'Free the hostages!' is the rallying cry for those seeking the release of Hervé Ghesquière, left, and Stéphane Taponier, who were kidnapped in Afghanistan. (AFP/Michel Gangne)
'Free the hostages!' is the rallying cry for those seeking the release of Hervé Ghesquière, left, and Stéphane Taponier, who were kidnapped in Afghanistan. (AFP/Michel Gangne)

Marking the 300th day of French journalists’ captivity

Hervé Ghesquière and Stéphane Taponier, two journalists from the public television channel France 3, along with their Afghan translator, Mohamed Reza, and two assistants, Ghulam and Satar, have been held hostage for 300 days in Afghanistan.

They were kidnapped on December 29, 2009 while filming road construction northeast of Kabul in Kapisa Province. The area is patrolled by French soldiers but largely under the control of a local warlord, Gulbuddin Hekmatyar.

On Monday, the journalists’ colleagues at France Télévisions, members of their support committee, Libérez-les, and Reporters without Borders held a day of action to denounce their captivity and demand their liberation.

France 3 and Radio France Internationale (RFI) hosted a two-and-a-half hour live program where celebrities took turns expressing their sympathy for the hostages. A free concert at the Zénith de Paris featured dozens of leading media personalities, including Michel Drucker and Patrick Poivre d’Arvor, and a lineup of recording artists including Yannick Noah, Véronique Sanson and Patrick Bruel. The event was broadcast live on France 3 and relayed to Kabul by RFI and TV5 Monde, the global French-language broadcaster.

This special celebration was meant first and foremost to bring comfort to the hostages’ friends and families. Organizers also hoped that the event, which was translated into Farsi and Pashto and broadcast on the Internet, might reach Hervé, Stéphane and their fixers in their captors’ Afghanistan hideout.

Beyond the show of solidarity, other issues loomed large, in particular the delicate and at times very tense relationship between French journalists and authorities.

In January, news of the kidnapping sparked a heated debate between the press and the government. President Nicolas Sarkozy allegedly expressed his irritation at what he called the “guilty” imprudence of the two reporters via a French radio station. A French general raised the issue of how much a search for the hostages would cost the military.

In the first weeks of the drama, the directors of France 3 also appeared hesitant. They refrained from publicizing the names of the two journalists until April, arguing that the secrecy would better guarantee their safety. Many in the media, however, felt that this attitude looked like a disavowal of two seasoned journalists who had reasonably assessed the risk of their trip and met with bad luck.

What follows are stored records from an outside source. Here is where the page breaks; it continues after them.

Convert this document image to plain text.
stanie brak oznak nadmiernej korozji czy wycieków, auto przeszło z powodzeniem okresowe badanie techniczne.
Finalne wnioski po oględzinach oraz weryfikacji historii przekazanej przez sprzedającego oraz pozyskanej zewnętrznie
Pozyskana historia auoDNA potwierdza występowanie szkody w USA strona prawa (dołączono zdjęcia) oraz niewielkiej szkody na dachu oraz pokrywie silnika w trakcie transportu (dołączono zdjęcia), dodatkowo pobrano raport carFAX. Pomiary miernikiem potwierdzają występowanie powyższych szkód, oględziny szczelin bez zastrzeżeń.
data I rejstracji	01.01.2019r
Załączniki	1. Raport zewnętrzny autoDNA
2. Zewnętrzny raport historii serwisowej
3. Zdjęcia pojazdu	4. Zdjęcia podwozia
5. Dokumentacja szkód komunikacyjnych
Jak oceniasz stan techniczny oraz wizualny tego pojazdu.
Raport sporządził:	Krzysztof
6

From the beginning, French journalists knew that the stakes were high. Beyond their campaign to help free their colleagues, they conceived their mobilization as a test to establish the legitimacy and independence of their work in war zones and push back against the government’s argument that journalists should embed themselves with military units and march in lockstep.

The 300 days of captivity have been hard on the hostages and their friends. Hopes have been raised and then dashed. Yet optimism was floating in the air on Monday at the Zénith. Hervé and Stéphane’s colleagues now publicly insist that the government is making the utmost effort to negotiate their liberation. The new director of France Télévisions has repeated that the fate of the two reporters and their assistants is his number one priority. A few weeks ago, despite President Sarkozy’s call for patience, a French general hinted that the two hostages and their fixers might be freed “before Christmas.”

Buoyed by the solidarity of the celebrities and private citizens who flocked to the Zenith on Monday night, it’s easy to imagine that Hervé and Stéphane’s friends could finally see an end to their nightmare. How would that homecoming unfold? A ministerial plane would land at a military airport close to Paris. The doors would open. The men would descend the stairs to meet their families, their friends, their colleagues…and perhaps even the president of the republic.